Die EWCF teilt mit: “Mit Pre-Moves und unmittelbarer Zeitkontrolle wird Schach durch sein digitales Medium verändert. Online unterscheidet sich das Spiel von der traditionellen Variante auf dem Brett. In Wahrheit war Online-Schach schon ein Esport, bevor der Begriff Esport überhaupt geprägt wurde.” Geändert habe sich das Ökosystem rund ums Schach, speziell ums Online-Schach, das enorm an Popularität gewonnen habe. Wenn die Besten spielen, schauten Hunderttausende zu, und die Spitzengroßmeister seien Stars mit vielen Fans.

In einer Reihe mit etwa Dota 2, League of Legends oder Counter Strike wird Schach 2025 beim “Esports World Cup” mit einem 1.500.000-Dollar-Turnier erstmals vertreten sein. Als Vehikel für die Qualifikation dient die Champions Chess Tour 2025, deren genaues Format noch nicht angekündigt ist. Laut EWCF wird es auch eine offene Qualifikation geben, bei der Amateure versuchen können, ein World-Cup-Ticket zu ziehen.

https://twitter.com/Bodenseeperlen/status/1869668807217934592
Wieder ein siebenstelliger Betrag, der ins Schach fließt – voraussichtlich in Richtung Schachelite.

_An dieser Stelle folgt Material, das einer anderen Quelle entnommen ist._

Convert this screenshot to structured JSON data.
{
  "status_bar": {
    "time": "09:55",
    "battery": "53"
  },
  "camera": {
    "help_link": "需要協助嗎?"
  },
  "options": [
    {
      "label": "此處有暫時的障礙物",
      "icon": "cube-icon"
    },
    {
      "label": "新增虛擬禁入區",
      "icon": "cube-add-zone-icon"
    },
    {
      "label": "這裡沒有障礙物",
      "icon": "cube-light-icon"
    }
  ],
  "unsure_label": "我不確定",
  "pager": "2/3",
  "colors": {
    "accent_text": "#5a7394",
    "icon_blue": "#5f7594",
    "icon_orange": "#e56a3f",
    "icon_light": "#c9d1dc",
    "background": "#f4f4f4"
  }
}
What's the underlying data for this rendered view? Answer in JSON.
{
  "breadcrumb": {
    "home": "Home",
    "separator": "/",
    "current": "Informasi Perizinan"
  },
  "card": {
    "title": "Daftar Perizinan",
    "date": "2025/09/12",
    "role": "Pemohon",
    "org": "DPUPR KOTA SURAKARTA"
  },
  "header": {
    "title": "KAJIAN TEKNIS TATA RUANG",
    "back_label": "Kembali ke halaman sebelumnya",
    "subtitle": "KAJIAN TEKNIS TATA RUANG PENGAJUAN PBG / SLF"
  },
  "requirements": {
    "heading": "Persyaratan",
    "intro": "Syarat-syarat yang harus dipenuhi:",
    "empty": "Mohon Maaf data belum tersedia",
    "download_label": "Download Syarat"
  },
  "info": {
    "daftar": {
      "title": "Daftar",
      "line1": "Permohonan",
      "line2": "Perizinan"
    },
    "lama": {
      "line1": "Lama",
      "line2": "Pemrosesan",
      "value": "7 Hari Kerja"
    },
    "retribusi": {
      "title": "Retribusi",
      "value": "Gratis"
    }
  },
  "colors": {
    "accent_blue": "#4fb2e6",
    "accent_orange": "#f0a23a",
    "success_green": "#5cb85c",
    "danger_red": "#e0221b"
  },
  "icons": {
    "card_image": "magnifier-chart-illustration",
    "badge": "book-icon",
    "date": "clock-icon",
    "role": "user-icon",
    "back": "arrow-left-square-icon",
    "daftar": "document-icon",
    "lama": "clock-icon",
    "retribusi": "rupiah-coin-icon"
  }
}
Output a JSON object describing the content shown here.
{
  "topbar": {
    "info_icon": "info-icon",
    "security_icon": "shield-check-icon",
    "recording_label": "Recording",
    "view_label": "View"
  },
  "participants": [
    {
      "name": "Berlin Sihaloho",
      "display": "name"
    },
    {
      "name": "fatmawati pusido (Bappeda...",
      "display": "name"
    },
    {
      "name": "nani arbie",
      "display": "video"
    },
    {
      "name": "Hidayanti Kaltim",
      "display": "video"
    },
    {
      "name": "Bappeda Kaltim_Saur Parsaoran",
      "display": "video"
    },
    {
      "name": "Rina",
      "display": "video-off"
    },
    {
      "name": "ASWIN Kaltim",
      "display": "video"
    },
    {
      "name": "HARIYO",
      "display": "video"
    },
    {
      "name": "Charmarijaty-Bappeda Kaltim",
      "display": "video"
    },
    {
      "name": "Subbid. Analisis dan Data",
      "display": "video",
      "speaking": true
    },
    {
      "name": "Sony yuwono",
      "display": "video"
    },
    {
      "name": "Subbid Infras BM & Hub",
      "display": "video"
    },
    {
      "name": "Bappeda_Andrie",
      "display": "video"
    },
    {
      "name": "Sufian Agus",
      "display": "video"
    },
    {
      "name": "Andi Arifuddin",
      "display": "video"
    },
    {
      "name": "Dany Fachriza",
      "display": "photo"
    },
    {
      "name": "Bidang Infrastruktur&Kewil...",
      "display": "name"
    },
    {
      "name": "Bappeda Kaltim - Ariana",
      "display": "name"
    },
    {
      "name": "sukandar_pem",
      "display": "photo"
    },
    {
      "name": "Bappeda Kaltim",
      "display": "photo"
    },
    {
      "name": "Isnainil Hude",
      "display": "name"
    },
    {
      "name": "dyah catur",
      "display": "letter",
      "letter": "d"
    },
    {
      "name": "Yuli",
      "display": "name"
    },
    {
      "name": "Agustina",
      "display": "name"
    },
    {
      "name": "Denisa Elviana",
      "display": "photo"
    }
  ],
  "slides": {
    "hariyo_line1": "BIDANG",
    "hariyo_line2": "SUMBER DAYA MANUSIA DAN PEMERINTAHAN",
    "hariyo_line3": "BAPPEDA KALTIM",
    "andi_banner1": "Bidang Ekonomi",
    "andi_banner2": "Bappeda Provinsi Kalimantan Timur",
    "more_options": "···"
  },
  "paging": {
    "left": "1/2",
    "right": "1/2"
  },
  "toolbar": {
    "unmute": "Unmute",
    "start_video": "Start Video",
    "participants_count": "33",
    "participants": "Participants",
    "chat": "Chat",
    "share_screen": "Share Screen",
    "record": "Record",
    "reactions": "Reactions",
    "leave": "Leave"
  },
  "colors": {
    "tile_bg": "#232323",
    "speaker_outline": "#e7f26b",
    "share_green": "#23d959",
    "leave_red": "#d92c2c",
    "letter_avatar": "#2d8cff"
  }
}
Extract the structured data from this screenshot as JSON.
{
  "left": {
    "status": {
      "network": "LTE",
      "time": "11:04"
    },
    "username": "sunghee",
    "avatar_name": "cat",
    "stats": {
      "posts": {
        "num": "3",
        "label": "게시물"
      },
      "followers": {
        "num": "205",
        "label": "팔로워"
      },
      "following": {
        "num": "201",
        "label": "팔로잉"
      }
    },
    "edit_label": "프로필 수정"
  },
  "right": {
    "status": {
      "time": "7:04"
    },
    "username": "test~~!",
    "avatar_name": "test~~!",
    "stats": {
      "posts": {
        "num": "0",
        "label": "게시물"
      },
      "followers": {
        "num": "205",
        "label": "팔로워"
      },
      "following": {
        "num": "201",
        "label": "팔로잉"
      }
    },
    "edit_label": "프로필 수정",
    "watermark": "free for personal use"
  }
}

Den “Esports World Cup” gibt es seit dem vergangenen Jahr dank saudi-arabischen Geldes. Mit 60 Millionen Dollar war die Erstauflage in Saudi-Arabien dotiert. Auch der World Cup 2025 inklusive Schachwettbewerb wird in Riad stattfinden, Hauptstadt des Königreichs. “Sportswashing”, sagt dazu Paul Meyer-Dunker, Esport-Beauftragter des DSB, der einerseits die neue Perspektive für den Sport preist (Esport-Olympia), andererseits den Austragungsort als “bittersüß” empfindet.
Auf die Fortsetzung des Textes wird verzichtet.